Open 980202006 opened 5 months ago
You VAE loss is really low, may I ask how many steps do you train the VAE? I'm currently training the VAE for about 300000 steps and the loss is about 3.5. I'm using a quite large dataset.
Sorry, I remembered it wrong. VAE loss is about 1.0, but the effect is still not good enough. Can you tell me about your data volume and distribution? Maybe it's a coding problem?
I'm using the stable_audio_2_0_vae.json config, i didn't change the model. I think maybe your dataset is not large enough? I'm using Audioset + VGGSound + mtg-jamendo + BBCSoundEffect +CommonVoice + free_to_use_sound and a bunch of other smaller dataset, here is my sample:
It is true that your data set is more complex and the loss should be larger. Is there a demo of the reconstruction effect?
It is true that your data set is more complex and the loss should be larger. Is there a demo of the reconstruction effect?
The video in my above comment is the demo, I think it's quite good.
Yes! This reconstruction works very well. What is the loss of the diffusion model you trained?
I will start to train the diffusion model in the next few days, will update my status in this issue :)
Waiting for your good news!
Thank you for sharing @BingliangLi ❤️
Would you kindly share your model config and dataset config for beginners' reference? I would really appreciate it!!
Sorry, I remembered it wrong. VAE loss is about 1.0, but the effect is still not good enough. Can you tell me about your data volume and distribution? Maybe it's a coding problem?
my diffusion's mse loss is 0.8 and I have the same concern with you... could you please also share your diffusion loss curve figure ? Thank you.
我使用的是 stable_audio_2_0_vae.json 配置,我没有更改模型。我想也许你的数据集不够大?我使用的是 Audioset + VGGSound + mtg-jamendo + BBCSoundEffect +CommonVoice + free_to_use_sound 和一堆其他较小的数据集,这是我的示例:
侦察_00326001.mp4
This reconstruction works very well,How many GPUs did you use for training, and what was the batch size?
我使用的是 stable_audio_2_0_vae.json 配置,我没有更改模型。我想也许你的数据集不够大?我使用的是 Audioset + VGGSound + mtg-jamendo + BBCSoundEffect +CommonVoice + free_to_use_sound 和一堆其他较小的数据集,这是我的示例: 侦察_00326001.mp4
This reconstruction works very well,How many GPUs did you use for training, and what was the batch size?

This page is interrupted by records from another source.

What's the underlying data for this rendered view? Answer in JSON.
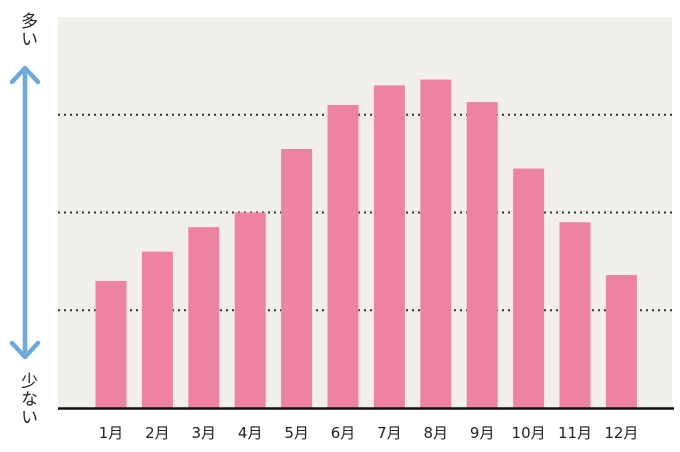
{
  "scale_labels": {
    "top": "多い",
    "bottom": "少ない"
  },
  "colors": {
    "bar": "#ee82a3",
    "background": "#f1efea",
    "baseline": "#111111",
    "arrow": "#6fa8dc",
    "gridline": "#333333"
  },
  "chart_data": {
    "type": "bar",
    "categories": [
      "1月",
      "2月",
      "3月",
      "4月",
      "5月",
      "6月",
      "7月",
      "8月",
      "9月",
      "10月",
      "11月",
      "12月"
    ],
    "values": [
      1.3,
      1.6,
      1.85,
      2.0,
      2.65,
      3.1,
      3.3,
      3.36,
      3.13,
      2.45,
      1.9,
      1.36
    ],
    "title": "",
    "xlabel": "",
    "ylabel": "",
    "ylim": [
      0,
      4
    ],
    "yticks_shown": false,
    "grid": {
      "y": true,
      "style": "dotted",
      "values": [
        1,
        2,
        3
      ]
    },
    "legend": "none"
  }
}
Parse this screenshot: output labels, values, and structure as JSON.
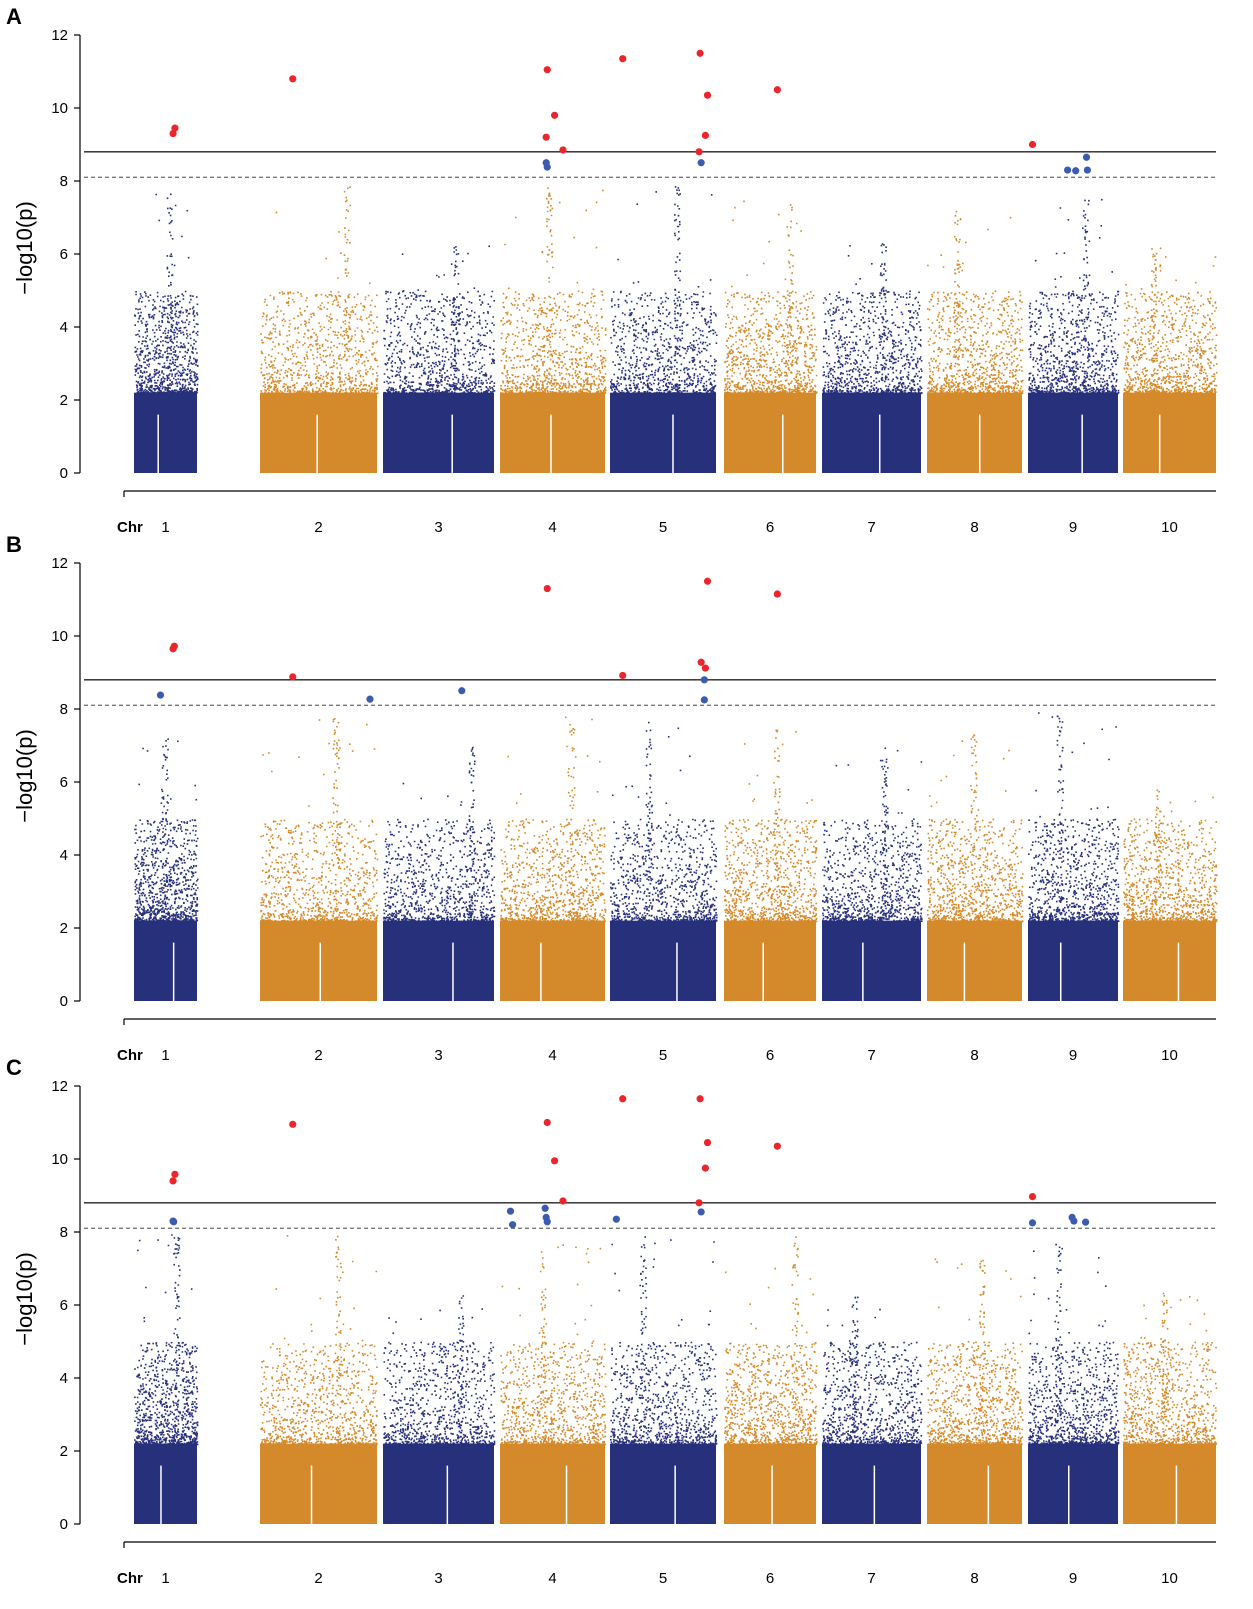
{
  "colors": {
    "odd_chromosome": "#27307a",
    "even_chromosome": "#d48a2a",
    "significant_above_threshold": "#e8262b",
    "significant_between_thresholds": "#3a5bb0",
    "threshold_solid": "#222222",
    "threshold_dashed": "#777777"
  },
  "chart_data": [
    {
      "type": "scatter",
      "panel": "A",
      "ylabel": "−log10(p)",
      "xlabel": "Chr",
      "chromosomes": [
        "1",
        "2",
        "3",
        "4",
        "5",
        "6",
        "7",
        "8",
        "9",
        "10"
      ],
      "ylim": [
        0,
        12
      ],
      "yticks": [
        "0",
        "2",
        "4",
        "6",
        "8",
        "10",
        "12"
      ],
      "threshold_solid": 8.8,
      "threshold_dashed": 8.1,
      "background_peak_by_chr": [
        7.8,
        7.9,
        6.3,
        8.0,
        7.9,
        7.5,
        6.3,
        7.2,
        7.6,
        6.3
      ],
      "red_points": [
        {
          "chr": 1,
          "pos": 0.62,
          "y": 9.3
        },
        {
          "chr": 1,
          "pos": 0.65,
          "y": 9.45
        },
        {
          "chr": 2,
          "pos": 0.28,
          "y": 10.8
        },
        {
          "chr": 4,
          "pos": 0.45,
          "y": 11.05
        },
        {
          "chr": 4,
          "pos": 0.52,
          "y": 9.8
        },
        {
          "chr": 4,
          "pos": 0.44,
          "y": 9.2
        },
        {
          "chr": 4,
          "pos": 0.6,
          "y": 8.85
        },
        {
          "chr": 5,
          "pos": 0.12,
          "y": 11.35
        },
        {
          "chr": 5,
          "pos": 0.85,
          "y": 11.5
        },
        {
          "chr": 5,
          "pos": 0.92,
          "y": 10.35
        },
        {
          "chr": 5,
          "pos": 0.9,
          "y": 9.25
        },
        {
          "chr": 5,
          "pos": 0.84,
          "y": 8.8
        },
        {
          "chr": 6,
          "pos": 0.58,
          "y": 10.5
        },
        {
          "chr": 9,
          "pos": 0.05,
          "y": 9.0
        }
      ],
      "blue_points": [
        {
          "chr": 4,
          "pos": 0.44,
          "y": 8.5
        },
        {
          "chr": 4,
          "pos": 0.45,
          "y": 8.38
        },
        {
          "chr": 5,
          "pos": 0.86,
          "y": 8.5
        },
        {
          "chr": 9,
          "pos": 0.44,
          "y": 8.3
        },
        {
          "chr": 9,
          "pos": 0.53,
          "y": 8.28
        },
        {
          "chr": 9,
          "pos": 0.65,
          "y": 8.65
        },
        {
          "chr": 9,
          "pos": 0.66,
          "y": 8.3
        }
      ]
    },
    {
      "type": "scatter",
      "panel": "B",
      "ylabel": "−log10(p)",
      "xlabel": "Chr",
      "chromosomes": [
        "1",
        "2",
        "3",
        "4",
        "5",
        "6",
        "7",
        "8",
        "9",
        "10"
      ],
      "ylim": [
        0,
        12
      ],
      "yticks": [
        "0",
        "2",
        "4",
        "6",
        "8",
        "10",
        "12"
      ],
      "threshold_solid": 8.8,
      "threshold_dashed": 8.1,
      "background_peak_by_chr": [
        7.6,
        7.8,
        7.0,
        7.8,
        7.8,
        7.6,
        7.0,
        7.5,
        8.0,
        5.8
      ],
      "red_points": [
        {
          "chr": 1,
          "pos": 0.62,
          "y": 9.65
        },
        {
          "chr": 1,
          "pos": 0.64,
          "y": 9.72
        },
        {
          "chr": 2,
          "pos": 0.28,
          "y": 8.88
        },
        {
          "chr": 4,
          "pos": 0.45,
          "y": 11.3
        },
        {
          "chr": 5,
          "pos": 0.12,
          "y": 8.92
        },
        {
          "chr": 5,
          "pos": 0.86,
          "y": 9.28
        },
        {
          "chr": 5,
          "pos": 0.9,
          "y": 9.12
        },
        {
          "chr": 5,
          "pos": 0.92,
          "y": 11.5
        },
        {
          "chr": 6,
          "pos": 0.58,
          "y": 11.15
        }
      ],
      "blue_points": [
        {
          "chr": 1,
          "pos": 0.42,
          "y": 8.38
        },
        {
          "chr": 2,
          "pos": 0.94,
          "y": 8.27
        },
        {
          "chr": 3,
          "pos": 0.71,
          "y": 8.5
        },
        {
          "chr": 5,
          "pos": 0.89,
          "y": 8.8
        },
        {
          "chr": 5,
          "pos": 0.89,
          "y": 8.25
        }
      ]
    },
    {
      "type": "scatter",
      "panel": "C",
      "ylabel": "−log10(p)",
      "xlabel": "Chr",
      "chromosomes": [
        "1",
        "2",
        "3",
        "4",
        "5",
        "6",
        "7",
        "8",
        "9",
        "10"
      ],
      "ylim": [
        0,
        12
      ],
      "yticks": [
        "0",
        "2",
        "4",
        "6",
        "8",
        "10",
        "12"
      ],
      "threshold_solid": 8.8,
      "threshold_dashed": 8.1,
      "background_peak_by_chr": [
        8.0,
        8.0,
        6.3,
        7.7,
        7.9,
        7.9,
        6.3,
        7.3,
        7.8,
        6.4
      ],
      "red_points": [
        {
          "chr": 1,
          "pos": 0.62,
          "y": 9.4
        },
        {
          "chr": 1,
          "pos": 0.65,
          "y": 9.58
        },
        {
          "chr": 2,
          "pos": 0.28,
          "y": 10.95
        },
        {
          "chr": 4,
          "pos": 0.45,
          "y": 11.0
        },
        {
          "chr": 4,
          "pos": 0.52,
          "y": 9.95
        },
        {
          "chr": 4,
          "pos": 0.6,
          "y": 8.85
        },
        {
          "chr": 5,
          "pos": 0.12,
          "y": 11.65
        },
        {
          "chr": 5,
          "pos": 0.85,
          "y": 11.65
        },
        {
          "chr": 5,
          "pos": 0.92,
          "y": 10.45
        },
        {
          "chr": 5,
          "pos": 0.9,
          "y": 9.75
        },
        {
          "chr": 5,
          "pos": 0.84,
          "y": 8.8
        },
        {
          "chr": 6,
          "pos": 0.58,
          "y": 10.35
        },
        {
          "chr": 9,
          "pos": 0.05,
          "y": 8.97
        }
      ],
      "blue_points": [
        {
          "chr": 1,
          "pos": 0.62,
          "y": 8.3
        },
        {
          "chr": 1,
          "pos": 0.63,
          "y": 8.28
        },
        {
          "chr": 4,
          "pos": 0.1,
          "y": 8.57
        },
        {
          "chr": 4,
          "pos": 0.12,
          "y": 8.2
        },
        {
          "chr": 4,
          "pos": 0.43,
          "y": 8.65
        },
        {
          "chr": 4,
          "pos": 0.44,
          "y": 8.4
        },
        {
          "chr": 4,
          "pos": 0.45,
          "y": 8.28
        },
        {
          "chr": 5,
          "pos": 0.06,
          "y": 8.35
        },
        {
          "chr": 5,
          "pos": 0.86,
          "y": 8.55
        },
        {
          "chr": 9,
          "pos": 0.05,
          "y": 8.25
        },
        {
          "chr": 9,
          "pos": 0.49,
          "y": 8.4
        },
        {
          "chr": 9,
          "pos": 0.51,
          "y": 8.3
        },
        {
          "chr": 9,
          "pos": 0.64,
          "y": 8.27
        }
      ]
    }
  ]
}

I trained the model for 1000000 stpes with 8 A100 80G, with batch size set to 16, however the recon result is good enough around 500000 steps. I haven't start to train the diffusion yet, but I will do it before July.
hey there @BingliangLi , did you endup training the diffusion model? Great results! I would love to know what parameters you used
I am training VAE and stable audio2 models from scratch, how much will VAE and Diffusion loss reach?My current VAE loss is about 0.4, and diffusion’s mse loss is 0.53.